The Medicine Ball: Make it Your New Best Friend

A Medicine Ball could be one of the single most important tools for developing power and strength for the ‘Basketball Big Man’. I used it extensively in my off-season training program as well as in my in-season maintenance program during my college and pro careers to properly coordinate and fine-tune multiple components of basketball performance in a coordinated effort.

In fact, and your gonna get a kick out of this, I actually lugged a 20 pound med ball around with me as I travelled the world! It wasnt easy to find a med ball that bounced. I used one in the summers that I just loved so I had to take it with me everywhere I went. Probably not the best idea as it cost me tons in terms of extra baggage on international flights! Add that to the space requirements of size 15 basketball shoes and you can imagine what I looked like coming to the airport with a mountain of bags! Anyway, just shows you how important my medball was to me.

It’s one of the ‘Old-School’ tools that is making a comeback in modern day sports training and because of its simplicity and versatility is a must for any developmental program for tall or oversized basketball players.

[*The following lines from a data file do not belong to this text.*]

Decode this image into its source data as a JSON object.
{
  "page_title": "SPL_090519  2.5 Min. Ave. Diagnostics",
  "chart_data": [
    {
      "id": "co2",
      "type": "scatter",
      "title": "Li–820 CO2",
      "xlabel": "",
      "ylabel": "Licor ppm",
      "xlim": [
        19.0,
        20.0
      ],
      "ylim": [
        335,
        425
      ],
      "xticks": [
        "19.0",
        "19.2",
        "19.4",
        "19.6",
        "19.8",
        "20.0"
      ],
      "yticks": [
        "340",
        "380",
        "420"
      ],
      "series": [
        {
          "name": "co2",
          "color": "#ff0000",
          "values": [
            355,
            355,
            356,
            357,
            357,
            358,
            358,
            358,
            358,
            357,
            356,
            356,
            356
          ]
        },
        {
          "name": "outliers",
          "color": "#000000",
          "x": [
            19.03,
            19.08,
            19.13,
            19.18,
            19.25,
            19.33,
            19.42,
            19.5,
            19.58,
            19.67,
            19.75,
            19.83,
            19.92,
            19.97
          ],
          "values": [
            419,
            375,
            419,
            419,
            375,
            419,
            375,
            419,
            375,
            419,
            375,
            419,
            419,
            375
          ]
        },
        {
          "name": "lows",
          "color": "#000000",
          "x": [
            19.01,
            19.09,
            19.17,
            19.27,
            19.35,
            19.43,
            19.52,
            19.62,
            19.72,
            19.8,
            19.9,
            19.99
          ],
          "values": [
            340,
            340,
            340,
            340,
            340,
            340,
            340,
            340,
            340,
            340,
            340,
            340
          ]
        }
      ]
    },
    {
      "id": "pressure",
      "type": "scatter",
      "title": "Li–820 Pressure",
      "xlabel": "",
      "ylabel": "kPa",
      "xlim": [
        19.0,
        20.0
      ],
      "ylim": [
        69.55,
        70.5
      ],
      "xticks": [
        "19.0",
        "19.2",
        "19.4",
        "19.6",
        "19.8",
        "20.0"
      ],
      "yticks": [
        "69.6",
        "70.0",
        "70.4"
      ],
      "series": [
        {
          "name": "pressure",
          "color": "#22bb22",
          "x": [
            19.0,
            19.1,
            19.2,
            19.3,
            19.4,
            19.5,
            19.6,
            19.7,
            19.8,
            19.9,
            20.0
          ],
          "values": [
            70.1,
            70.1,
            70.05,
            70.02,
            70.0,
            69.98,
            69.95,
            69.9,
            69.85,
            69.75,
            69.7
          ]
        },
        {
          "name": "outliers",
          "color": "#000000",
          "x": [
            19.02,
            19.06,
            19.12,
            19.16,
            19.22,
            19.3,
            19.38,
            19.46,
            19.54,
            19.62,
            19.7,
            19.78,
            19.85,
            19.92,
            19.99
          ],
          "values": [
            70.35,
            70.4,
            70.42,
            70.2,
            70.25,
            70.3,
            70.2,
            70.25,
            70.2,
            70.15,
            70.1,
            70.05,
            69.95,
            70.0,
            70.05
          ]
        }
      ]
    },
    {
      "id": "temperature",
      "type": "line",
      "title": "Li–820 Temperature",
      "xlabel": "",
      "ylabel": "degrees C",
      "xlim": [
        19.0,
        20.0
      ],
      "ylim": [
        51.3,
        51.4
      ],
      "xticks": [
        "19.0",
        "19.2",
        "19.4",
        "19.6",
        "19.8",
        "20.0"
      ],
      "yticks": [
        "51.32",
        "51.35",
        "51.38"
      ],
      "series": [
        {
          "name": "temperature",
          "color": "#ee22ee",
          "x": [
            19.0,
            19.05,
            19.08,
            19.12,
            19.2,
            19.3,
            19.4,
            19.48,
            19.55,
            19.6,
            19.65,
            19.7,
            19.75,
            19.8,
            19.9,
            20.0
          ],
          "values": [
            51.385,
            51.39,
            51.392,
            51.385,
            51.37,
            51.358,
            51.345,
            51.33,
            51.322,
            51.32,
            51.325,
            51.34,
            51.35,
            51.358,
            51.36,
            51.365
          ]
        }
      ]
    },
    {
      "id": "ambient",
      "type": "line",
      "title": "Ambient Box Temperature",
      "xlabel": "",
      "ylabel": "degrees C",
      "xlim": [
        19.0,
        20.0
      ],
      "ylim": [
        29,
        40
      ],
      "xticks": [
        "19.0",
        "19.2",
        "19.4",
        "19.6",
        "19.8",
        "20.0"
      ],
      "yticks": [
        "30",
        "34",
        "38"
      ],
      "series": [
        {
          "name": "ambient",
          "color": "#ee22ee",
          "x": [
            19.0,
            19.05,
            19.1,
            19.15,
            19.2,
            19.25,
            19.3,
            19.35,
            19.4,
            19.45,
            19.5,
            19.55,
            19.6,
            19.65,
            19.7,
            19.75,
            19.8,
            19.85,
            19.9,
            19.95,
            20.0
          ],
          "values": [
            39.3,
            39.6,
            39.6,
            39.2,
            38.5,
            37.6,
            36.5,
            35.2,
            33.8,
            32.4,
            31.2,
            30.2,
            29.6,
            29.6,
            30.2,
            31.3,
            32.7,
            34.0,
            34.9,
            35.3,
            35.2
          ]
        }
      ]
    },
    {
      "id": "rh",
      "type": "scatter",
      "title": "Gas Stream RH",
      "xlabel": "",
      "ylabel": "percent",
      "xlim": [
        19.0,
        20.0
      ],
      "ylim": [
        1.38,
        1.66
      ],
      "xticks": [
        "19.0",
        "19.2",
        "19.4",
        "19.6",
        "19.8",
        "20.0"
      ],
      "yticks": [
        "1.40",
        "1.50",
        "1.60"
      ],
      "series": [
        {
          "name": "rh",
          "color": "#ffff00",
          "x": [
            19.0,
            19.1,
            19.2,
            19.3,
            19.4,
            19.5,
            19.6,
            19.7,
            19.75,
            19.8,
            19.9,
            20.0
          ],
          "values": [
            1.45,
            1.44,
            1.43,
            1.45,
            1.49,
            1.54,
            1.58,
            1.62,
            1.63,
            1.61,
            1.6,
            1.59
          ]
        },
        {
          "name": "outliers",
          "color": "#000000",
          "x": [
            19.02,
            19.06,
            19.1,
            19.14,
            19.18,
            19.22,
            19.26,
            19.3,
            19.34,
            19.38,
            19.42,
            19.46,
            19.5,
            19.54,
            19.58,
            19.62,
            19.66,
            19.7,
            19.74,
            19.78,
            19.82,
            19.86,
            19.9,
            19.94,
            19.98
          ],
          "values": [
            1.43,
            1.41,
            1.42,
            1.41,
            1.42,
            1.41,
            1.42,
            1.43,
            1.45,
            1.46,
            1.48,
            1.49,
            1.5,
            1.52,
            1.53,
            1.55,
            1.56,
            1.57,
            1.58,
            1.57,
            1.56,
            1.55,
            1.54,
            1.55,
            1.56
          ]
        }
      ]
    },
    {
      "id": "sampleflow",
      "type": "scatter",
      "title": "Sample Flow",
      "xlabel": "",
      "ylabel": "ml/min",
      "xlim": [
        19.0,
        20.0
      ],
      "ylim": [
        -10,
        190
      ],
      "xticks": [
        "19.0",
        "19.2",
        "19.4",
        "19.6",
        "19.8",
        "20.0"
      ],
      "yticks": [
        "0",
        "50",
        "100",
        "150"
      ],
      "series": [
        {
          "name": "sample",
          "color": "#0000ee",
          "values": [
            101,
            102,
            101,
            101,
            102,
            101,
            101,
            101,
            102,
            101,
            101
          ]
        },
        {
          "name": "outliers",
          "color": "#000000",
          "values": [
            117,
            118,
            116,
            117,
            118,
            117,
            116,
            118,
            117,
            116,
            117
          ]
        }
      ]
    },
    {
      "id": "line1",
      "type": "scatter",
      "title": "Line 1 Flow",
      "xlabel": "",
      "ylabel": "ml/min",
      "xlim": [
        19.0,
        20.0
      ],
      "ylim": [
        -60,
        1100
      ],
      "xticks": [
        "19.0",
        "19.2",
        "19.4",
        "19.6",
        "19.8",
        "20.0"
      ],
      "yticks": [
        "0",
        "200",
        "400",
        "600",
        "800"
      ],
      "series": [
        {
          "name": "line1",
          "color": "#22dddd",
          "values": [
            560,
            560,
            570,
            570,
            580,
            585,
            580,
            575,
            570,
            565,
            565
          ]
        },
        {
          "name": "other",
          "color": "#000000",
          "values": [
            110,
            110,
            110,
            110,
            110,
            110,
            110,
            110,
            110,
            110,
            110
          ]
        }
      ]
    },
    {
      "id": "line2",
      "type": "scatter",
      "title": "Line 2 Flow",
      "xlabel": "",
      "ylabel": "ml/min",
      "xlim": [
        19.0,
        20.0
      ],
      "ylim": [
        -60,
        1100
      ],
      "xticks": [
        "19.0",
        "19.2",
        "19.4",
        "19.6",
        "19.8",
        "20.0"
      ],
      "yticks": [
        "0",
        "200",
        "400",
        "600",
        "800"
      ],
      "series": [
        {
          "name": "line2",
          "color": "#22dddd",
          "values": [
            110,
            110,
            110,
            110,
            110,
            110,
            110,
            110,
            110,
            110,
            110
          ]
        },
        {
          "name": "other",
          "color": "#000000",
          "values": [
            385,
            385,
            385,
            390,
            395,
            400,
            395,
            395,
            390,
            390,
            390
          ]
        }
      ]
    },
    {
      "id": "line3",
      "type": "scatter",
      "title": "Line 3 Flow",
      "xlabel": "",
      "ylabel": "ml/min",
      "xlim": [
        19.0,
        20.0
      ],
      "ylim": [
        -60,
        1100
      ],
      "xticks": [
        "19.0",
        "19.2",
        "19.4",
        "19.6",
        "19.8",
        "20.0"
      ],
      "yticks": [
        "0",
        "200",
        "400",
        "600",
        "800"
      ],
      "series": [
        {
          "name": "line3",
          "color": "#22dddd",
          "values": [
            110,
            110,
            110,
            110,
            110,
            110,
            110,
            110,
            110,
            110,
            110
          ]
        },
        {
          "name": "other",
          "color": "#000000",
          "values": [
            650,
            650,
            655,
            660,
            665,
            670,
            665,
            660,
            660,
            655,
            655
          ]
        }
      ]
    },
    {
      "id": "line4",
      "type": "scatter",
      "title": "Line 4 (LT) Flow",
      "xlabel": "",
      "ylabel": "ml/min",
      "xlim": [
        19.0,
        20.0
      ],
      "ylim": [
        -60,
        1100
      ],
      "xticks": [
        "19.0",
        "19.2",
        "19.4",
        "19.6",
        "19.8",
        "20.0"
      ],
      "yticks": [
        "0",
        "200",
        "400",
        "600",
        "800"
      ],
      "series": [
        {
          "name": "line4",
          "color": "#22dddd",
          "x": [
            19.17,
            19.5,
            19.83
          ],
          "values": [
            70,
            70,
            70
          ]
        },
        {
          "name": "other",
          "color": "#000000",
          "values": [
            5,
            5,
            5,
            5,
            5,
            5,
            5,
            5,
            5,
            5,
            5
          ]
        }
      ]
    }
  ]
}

Sport Specific – With a medicine ball you can train basketball specific movements using your whole body in multiple planes and directions that you cannot train with any other weight implement such as a kettlebell , a barbell, or a dumbbell. Simply by substituting a med ball for a basketball you can perform all types of two hand and one hand passes that you would use in the game. Imagine trying to get away with passing a dumbbell around the weight room?

Core Power – Since core strength is best developed by performing full-body movements, the med ball is especially beneficial for training for core power. The med ball effectively allows you to use your shoulders, torso, and hips as you perform various throws, twists, and jumps. The ‘Big Man’ is only as strong as his weakest link. Because of the length of your limbs and your height, your weakest link is usually your trunk.

Med balls are relatively cheap and because of their growing popularity there is extensive information and access to med ball exercises and videos. Despite all of these benefits, I still get astonished at the way some coaches and athletes try and perform various exercises at the gym or during practice sessions.

Someone said “It is not the recipe but the cook”. It couldn’t be more accurate.

If wrongly implemented, med ball training could be an athletic catastrophe, injury prone.

Therefore, I would like to enumerate some of the guideline and safety techniques to consider when planning, running or/ and performing med ball exercises.

  • The principal problem is the lack of proper form brought on by most athletes using a ball that is too heavy. Most of the mindset of young athlete is to try and get the heaviest weights possible to realize the biggest strength gains. The weight of the ball should be light enough so that proper form is never compromised. Therefore quality of movement should be the focus instead of how many reps and sets you perform.
  • Since quality is key, always have available a light, medium, and heavy weight ball available and initiate each new exercise with a very light ball and progressively work up
  • Since the core is the focus of med ball training, concentrate on the athlete contracting the core muscles during the moves. Have them brace the abdominals as if they were going to get punched in the stomach.
  • Maintain good posture and alignment with the eyes forward and the chest lifted. During catching and throwing work at complete extension of the arms as you receive and release the ball.
  • With any bending movement to pick the ball up from the floor, to squat with the ball, or to lower and jump drop the hips back and down, bend the knees, keep the back straight, look forward and keep the chest lifted.
  • With overhead throws, be sure the athlete keeps the abdominals braced in order to fully support the lumbar spine. Do not over reach the ball excessively over and behind the head.

I will be posting some ‘Big Man Specific’ exercises and workouts with the med ball soon, so keep an eye out! Until then, be safe and shoot for good quality form on each movement rather than trying to do too much.